KNIME, for example, is known for its modular, node-based interface that allows users to build complex workflows visually. Apache NiFi excels in managing and automating data flows between systems, while Power BI combines data preparation with powerful visualization capabilities. These platforms are ideal for projects where data needs to be seamlessly prepared, analyzed, and shared, offering a holistic approach to data-driven decision-making.
Data Wrangling with Python
There are many options when it comes to data wrangling with Python. Two main packages utilized are Pandas and NumPy. These two packages have powerful tools that allow users to easily perform key data wrangling techniques on their datasets.

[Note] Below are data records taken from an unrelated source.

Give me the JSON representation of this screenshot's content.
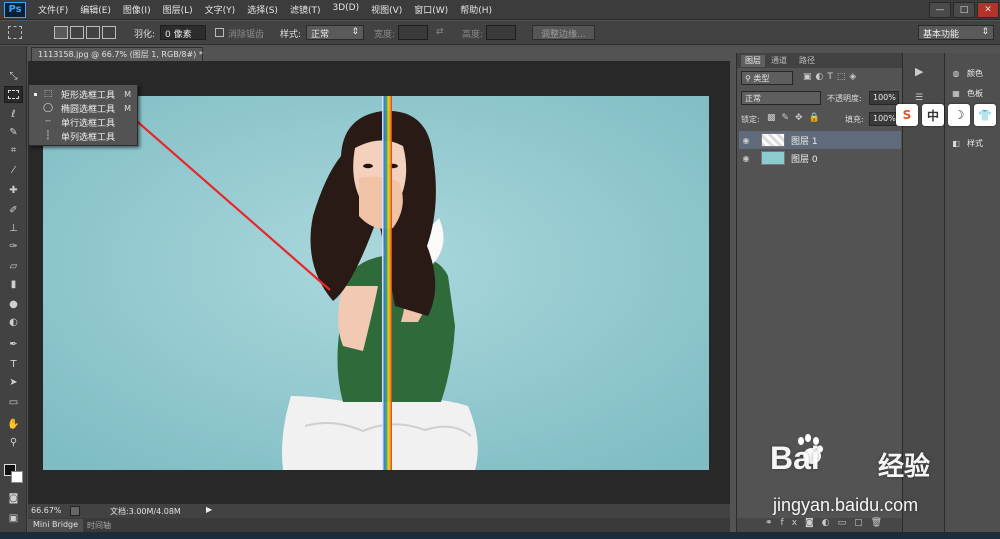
{
  "app": {
    "logo": "Ps"
  },
  "menu": [
    "文件(F)",
    "编辑(E)",
    "图像(I)",
    "图层(L)",
    "文字(Y)",
    "选择(S)",
    "滤镜(T)",
    "3D(D)",
    "视图(V)",
    "窗口(W)",
    "帮助(H)"
  ],
  "window_controls": {
    "minimize": "—",
    "restore": "□",
    "close": "✕"
  },
  "options": {
    "feather_label": "羽化:",
    "feather_value": "0 像素",
    "antialias_label": "消除锯齿",
    "style_label": "样式:",
    "style_value": "正常",
    "width_label": "宽度:",
    "height_label": "高度:",
    "refine_edge": "调整边缘...",
    "workspace": "基本功能"
  },
  "document": {
    "tab_title": "1113158.jpg @ 66.7% (图层 1, RGB/8#) *",
    "zoom": "66.67%",
    "doc_size": "文档:3.00M/4.08M",
    "bottom_tabs": [
      "Mini Bridge",
      "时间轴"
    ]
  },
  "flyout": {
    "items": [
      {
        "label": "矩形选框工具",
        "key": "M",
        "icon": "rect-marquee-icon"
      },
      {
        "label": "椭圆选框工具",
        "key": "M",
        "icon": "ellipse-marquee-icon"
      },
      {
        "label": "单行选框工具",
        "key": "",
        "icon": "single-row-marquee-icon"
      },
      {
        "label": "单列选框工具",
        "key": "",
        "icon": "single-column-marquee-icon"
      }
    ]
  },
  "layers_panel": {
    "tabs": [
      "图层",
      "通道",
      "路径"
    ],
    "kind_filter": "类型",
    "blend_mode": "正常",
    "opacity_label": "不透明度:",
    "opacity_value": "100%",
    "lock_label": "锁定:",
    "fill_label": "填充:",
    "fill_value": "100%",
    "layers": [
      {
        "name": "图层 1",
        "selected": true
      },
      {
        "name": "图层 0",
        "selected": false
      }
    ]
  },
  "right_panel": {
    "items": [
      "颜色",
      "色板",
      "样式"
    ]
  },
  "ime": {
    "items": [
      "S",
      "中",
      "☽",
      "👕"
    ]
  },
  "watermark": {
    "brand": "Bai",
    "brand_cn": "经验",
    "url": "jingyan.baidu.com"
  },
  "colors": {
    "accent": "#31a8ff",
    "arrow": "#e8262a",
    "canvas_bg": "#9bcdd2"
  }
}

So much data processing happens in Python so mastering these packages will be essential for any data practitioner. While there are many techniques, some key things to know are how to perform high-level data cleaning (dropping nulls, for example), merging datasets, and handling missing values.
Data cleaning
There are many occasions where data needs to be cleaned in Python before being utilized. This could involve things like removing trailing whitespaces from strings, dropping null values, or correcting data types to name a few.
Each dataset is different and will have its own needs so explore your dataset to understand if additional cleaning is required. Practicing various techniques and coding skills is a great way to learn all the different ways we can clean data in Python.

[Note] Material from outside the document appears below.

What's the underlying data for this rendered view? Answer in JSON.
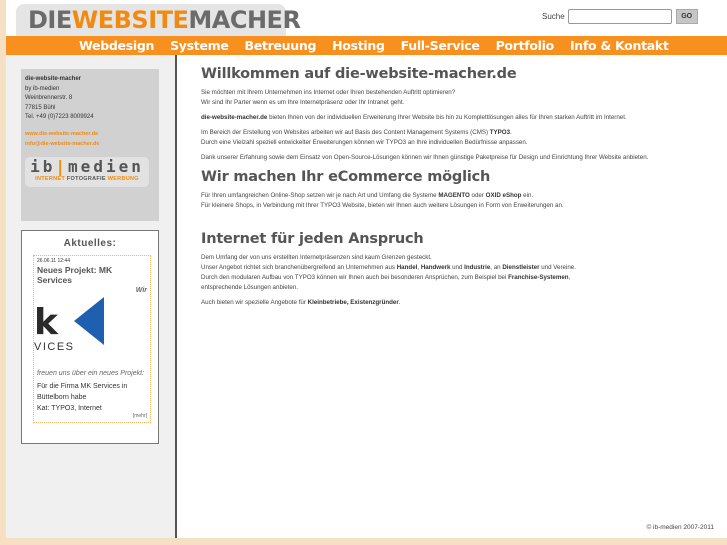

When it comes to cleaning up strings, one of the many issues is trailing/leading white space. This can cause issues when trying to parse strings based on length, location, or matching. The best way to handle something like this is to use the str.strip()
method on a series.
# Example utilizes a pandas series
# If working with a dataframe, call the series using df[col] syntax
s = pd.Series(['1. Ant. ', '2. Bee!\n', '3. Cat?\t', np.nan, 10, True])
# It is important to include the .str or else the method will not work
s.str.strip()
Dropping null values in Pandas is easy. We will discuss how to fill in null values later in this article. You can simply use the dropna()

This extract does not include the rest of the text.